Hi all! I'm currently developing a project where I'm using Azure OpenAI (GPT-5-mini) from a Docker container on a Google Cloud Platform (GCP) virtual machine. My authentication setup involves a Python application, and I'm employing the "DefaultAzureCredential" along with "get_bearer_token_provider" to authenticate with an Azure Service Principal (SPN). My credentials such as "AZURE_CLIENT_ID", "AZURE_TENANT_ID", and "AZURE_CLIENT_SECRET" are currently saved in a Docker ".env" file.
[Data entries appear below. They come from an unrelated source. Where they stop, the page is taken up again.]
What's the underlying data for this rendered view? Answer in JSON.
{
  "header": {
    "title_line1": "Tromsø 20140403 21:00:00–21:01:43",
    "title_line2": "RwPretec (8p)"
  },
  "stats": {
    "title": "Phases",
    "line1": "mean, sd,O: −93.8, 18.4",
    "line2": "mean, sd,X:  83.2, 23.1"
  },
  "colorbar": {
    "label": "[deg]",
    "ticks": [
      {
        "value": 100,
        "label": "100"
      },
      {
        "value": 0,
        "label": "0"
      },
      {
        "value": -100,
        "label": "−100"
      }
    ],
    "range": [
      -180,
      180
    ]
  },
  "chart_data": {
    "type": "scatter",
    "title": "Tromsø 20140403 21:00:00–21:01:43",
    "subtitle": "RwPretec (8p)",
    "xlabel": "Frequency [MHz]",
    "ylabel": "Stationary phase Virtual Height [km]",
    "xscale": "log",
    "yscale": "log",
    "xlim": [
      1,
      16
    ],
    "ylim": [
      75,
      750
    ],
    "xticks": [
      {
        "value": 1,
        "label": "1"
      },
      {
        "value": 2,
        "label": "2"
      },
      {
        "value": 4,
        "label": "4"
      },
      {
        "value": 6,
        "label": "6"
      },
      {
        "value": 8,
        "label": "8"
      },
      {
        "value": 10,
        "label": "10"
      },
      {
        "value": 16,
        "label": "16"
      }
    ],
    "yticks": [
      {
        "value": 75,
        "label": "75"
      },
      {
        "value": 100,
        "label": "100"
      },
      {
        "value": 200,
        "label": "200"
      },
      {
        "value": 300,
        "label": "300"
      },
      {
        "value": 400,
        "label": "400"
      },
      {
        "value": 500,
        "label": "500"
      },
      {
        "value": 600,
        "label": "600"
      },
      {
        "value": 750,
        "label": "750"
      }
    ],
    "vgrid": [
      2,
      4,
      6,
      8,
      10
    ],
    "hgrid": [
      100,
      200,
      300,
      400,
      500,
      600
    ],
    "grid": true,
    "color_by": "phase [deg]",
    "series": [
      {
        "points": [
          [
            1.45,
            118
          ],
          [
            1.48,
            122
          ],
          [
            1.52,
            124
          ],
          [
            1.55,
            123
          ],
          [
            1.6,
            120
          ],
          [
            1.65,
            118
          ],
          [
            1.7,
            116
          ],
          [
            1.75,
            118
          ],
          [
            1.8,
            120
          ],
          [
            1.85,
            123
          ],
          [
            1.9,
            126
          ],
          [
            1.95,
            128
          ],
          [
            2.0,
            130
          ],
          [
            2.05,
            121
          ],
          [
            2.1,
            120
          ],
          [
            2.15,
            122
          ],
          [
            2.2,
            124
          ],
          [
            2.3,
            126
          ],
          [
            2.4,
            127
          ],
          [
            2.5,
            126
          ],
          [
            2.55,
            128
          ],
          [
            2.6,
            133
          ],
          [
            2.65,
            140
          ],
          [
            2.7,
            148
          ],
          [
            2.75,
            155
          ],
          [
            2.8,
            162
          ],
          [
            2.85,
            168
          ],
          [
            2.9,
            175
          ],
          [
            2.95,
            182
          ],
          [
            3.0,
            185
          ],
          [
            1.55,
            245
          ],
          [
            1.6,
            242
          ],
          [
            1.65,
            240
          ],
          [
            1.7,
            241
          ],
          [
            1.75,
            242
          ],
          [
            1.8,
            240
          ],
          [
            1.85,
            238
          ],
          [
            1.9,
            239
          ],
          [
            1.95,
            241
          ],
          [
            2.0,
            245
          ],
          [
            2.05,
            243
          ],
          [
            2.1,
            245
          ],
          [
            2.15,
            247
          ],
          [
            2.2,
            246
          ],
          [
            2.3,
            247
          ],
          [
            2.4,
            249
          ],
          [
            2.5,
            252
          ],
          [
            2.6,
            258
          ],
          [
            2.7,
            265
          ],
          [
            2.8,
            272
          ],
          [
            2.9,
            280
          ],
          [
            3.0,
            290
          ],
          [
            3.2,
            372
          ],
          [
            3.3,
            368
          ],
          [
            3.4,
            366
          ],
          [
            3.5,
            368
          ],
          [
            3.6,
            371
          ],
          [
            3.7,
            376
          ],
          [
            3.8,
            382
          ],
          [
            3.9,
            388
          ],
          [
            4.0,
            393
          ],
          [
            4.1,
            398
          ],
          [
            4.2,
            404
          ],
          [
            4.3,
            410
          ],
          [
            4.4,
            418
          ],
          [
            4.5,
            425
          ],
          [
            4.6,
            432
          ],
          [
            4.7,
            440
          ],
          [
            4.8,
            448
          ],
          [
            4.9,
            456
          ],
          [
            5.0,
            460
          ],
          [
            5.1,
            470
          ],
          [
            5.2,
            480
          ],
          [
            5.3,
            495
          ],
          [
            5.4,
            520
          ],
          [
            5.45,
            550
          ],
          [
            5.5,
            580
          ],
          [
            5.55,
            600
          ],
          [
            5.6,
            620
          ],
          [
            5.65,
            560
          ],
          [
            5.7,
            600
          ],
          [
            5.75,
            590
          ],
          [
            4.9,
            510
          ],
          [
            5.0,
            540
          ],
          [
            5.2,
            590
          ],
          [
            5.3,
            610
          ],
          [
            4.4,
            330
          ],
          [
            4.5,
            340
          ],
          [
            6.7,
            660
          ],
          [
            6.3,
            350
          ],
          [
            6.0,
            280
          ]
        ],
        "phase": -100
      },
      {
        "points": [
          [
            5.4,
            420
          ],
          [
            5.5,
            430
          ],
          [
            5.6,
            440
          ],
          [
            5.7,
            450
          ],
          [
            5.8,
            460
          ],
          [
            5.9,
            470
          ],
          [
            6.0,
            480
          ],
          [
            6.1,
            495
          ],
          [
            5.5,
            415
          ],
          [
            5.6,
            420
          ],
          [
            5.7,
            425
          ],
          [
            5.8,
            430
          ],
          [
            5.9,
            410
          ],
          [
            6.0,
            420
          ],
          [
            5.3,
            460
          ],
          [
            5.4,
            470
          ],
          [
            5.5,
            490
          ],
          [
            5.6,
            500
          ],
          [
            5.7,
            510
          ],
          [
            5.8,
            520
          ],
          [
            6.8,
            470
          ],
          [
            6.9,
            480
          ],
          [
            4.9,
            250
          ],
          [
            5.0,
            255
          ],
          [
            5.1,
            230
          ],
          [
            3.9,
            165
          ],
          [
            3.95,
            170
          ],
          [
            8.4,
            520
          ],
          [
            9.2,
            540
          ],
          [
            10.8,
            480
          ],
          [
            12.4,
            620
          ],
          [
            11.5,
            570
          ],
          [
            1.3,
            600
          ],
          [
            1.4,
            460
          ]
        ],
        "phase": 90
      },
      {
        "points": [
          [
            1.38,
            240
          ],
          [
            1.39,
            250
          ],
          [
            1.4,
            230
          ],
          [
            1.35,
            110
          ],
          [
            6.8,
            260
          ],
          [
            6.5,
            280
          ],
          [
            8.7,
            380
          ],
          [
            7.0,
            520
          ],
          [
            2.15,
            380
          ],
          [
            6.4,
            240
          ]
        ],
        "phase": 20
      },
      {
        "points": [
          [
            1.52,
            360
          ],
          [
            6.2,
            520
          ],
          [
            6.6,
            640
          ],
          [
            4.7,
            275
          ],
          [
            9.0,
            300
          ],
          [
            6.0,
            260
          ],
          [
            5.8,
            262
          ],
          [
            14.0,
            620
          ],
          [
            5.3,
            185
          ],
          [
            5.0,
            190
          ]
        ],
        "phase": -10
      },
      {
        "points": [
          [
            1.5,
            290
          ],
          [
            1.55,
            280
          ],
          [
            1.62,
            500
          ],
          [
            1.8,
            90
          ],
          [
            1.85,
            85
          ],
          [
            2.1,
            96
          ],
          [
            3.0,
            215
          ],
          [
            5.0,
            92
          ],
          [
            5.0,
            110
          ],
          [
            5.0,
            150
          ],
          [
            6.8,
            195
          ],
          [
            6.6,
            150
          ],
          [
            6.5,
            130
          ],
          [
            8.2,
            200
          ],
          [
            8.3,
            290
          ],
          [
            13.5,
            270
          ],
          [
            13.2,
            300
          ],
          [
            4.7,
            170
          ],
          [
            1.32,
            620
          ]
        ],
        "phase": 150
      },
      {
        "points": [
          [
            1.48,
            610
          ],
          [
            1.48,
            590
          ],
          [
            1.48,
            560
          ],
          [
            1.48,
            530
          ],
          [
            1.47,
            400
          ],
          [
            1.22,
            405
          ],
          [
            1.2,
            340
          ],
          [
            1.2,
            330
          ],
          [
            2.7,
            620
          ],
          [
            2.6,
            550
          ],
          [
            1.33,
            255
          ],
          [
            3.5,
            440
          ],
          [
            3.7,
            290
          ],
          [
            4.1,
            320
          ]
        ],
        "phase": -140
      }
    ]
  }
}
While the token acquisition process works without any hitches, I'm facing a challenge with the SPN client secret that expires every 45 days, necessitating manual updates to the secret in my ".env" file. This workflow is manageable during development, but I'm worried about its reliability once I deploy it in a production environment.
Here's a brief overview of my setup:
- Running a GCP VM that hosts Docker containers
- A Python application that integrates with Azure OpenAI
- Authentication via Azure Entra ID tokens using "DefaultAzureCredential"
I'm hoping to get some advice on the best practices for accommodating SPN secret rotations in production. Specifically, I'm curious about:
1. The best production strategies for dealing with SPN secret rotation in my situation.
2. Whether Workload Identity Federation from GCP to Azure Entra is a viable solution.
3. The potential benefits of storing the secret in GCP Secret Manager or Azure Key Vault.
4. General strategies that teams typically use to manage cross-cloud workloads.
Any architectural tips or examples would be greatly appreciated! Thanks a lot!
1 Answer
It's essential to have a solid secret management strategy if you're rotating secrets. Implementing Workload Identity Federation makes a lot of sense here, especially for cross-cloud authentication. This would allow you to avoid manually updating your secrets every time. If you can, look into integrating GCP Secret Manager or Azure Key Vault as well; both options keep your credentials secure and regularly updated without much hassle. It's a common practice to automate these processes for production environments, so I recommend moving in that direction!
Absolutely! Using CI/CD pipelines can assist in automating the secret updates within your deployment process, making everything smoother in production.

Thanks for the insights! I’m particularly interested in automating the secret updates to avoid future issues. Would using CI/CD tools help with that?